F. Gary Gray Q&A: ‘Straight Outta Compton’ director
"I'm hoping it helps with pushing for real change," says director F. Gary Gray in our recent video chat about his hit music biopic "Straight Outta Compton." The acclaimed film traces the rise of inner-city rap group NWA amid racism and police violence. "I was listening to Marvin Gaye yesterday and his song 'Make Me Wanna Holler,' and he talks about police brutality. The line is, 'Don't punish me with brutality.' He was talking about that in the '70s. NWA's 'Fuck the Police' song is a version of that in the next decade, so it seems the more things change, the more they stay the same."

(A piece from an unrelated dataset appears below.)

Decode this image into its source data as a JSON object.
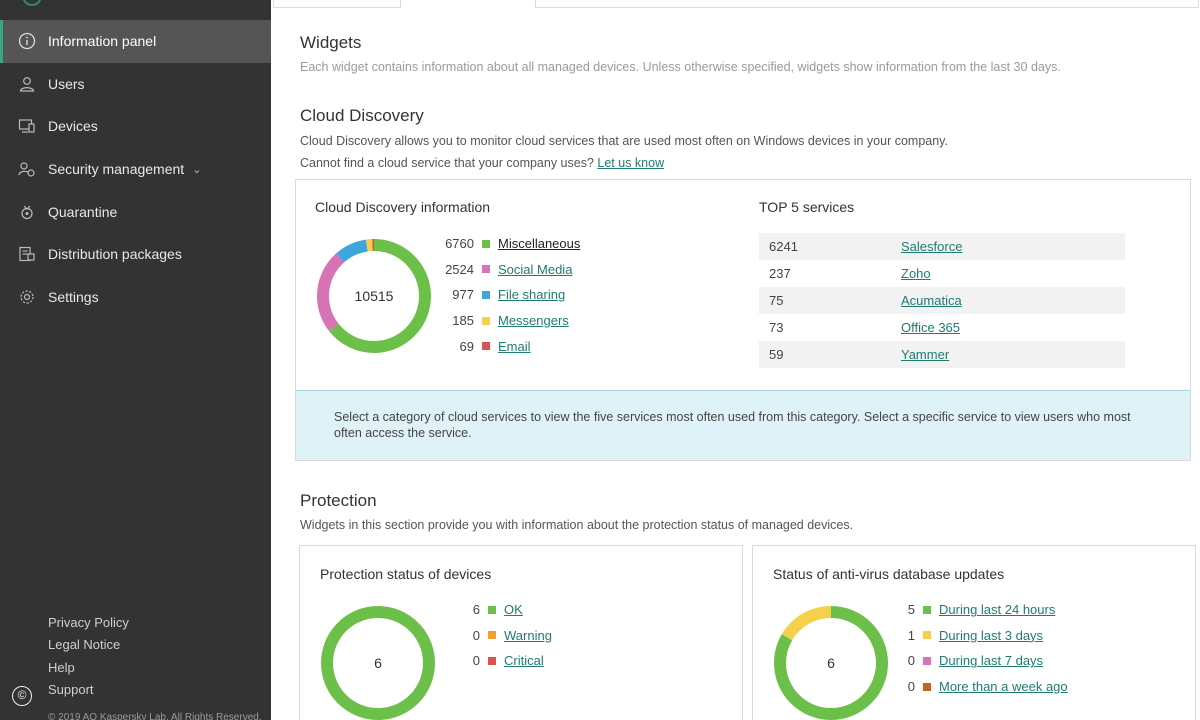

Gray didn't intend for the movie to address the current strained state of race relations in America, "but if it can help change the culture and put pressure on our political leaders, our leaders in law enforcement to do the right thing, then I would be happy about that," he says.
"Compton" focuses on three core members of NWA: Ice Cube (played by Cube's real-life son O'Shea Jackson Jr.), Dr. Dre (Corey Hawkins) and Eazy-E (Jason Mitchell). Eazy-E died of AIDS in 1995, but Ice Cube and Dr. Dre have enjoyed lasting success since their years in NWA and serve as producers of the film.
"My relationships with Ice Cube and Dre go back over 20 years," explains Gray, who directed music videos for both artists in the 1990s, and "with Cube I actually directed my very first movie, 'Friday.' I was 24-years-old, and it was the beginning of both of our careers in film, and it's all come full circle."
Full circle in more ways than one. Ice Cube's son Jackson is 24-years-old now, which is nearly the same age Cube and Gray both were when they made "Friday" two decades ago. "It was great working with Cube in his early 20s, and now working with his son in his early 20s … For me it goes beyond a director and an actor. I'm proud of him because I met him as a kid, and to see him develop and deliver something like this, I just think he's a special kid, a special guy."
Gray will follow "Straight Outta Compton" by directing the upcoming eighth installment in the "Fast and the Furious" franchise, and considering the box office success of "Compton" and other ethnically diverse success stories in film and television in recent years, he has hope for greater Hollywood diversity in the future. "Based on the phone calls and some of the meetings I'm taking, it does seem like it's starting to open up … We'll see over the next few years if it's going to stick, and I think it will actually."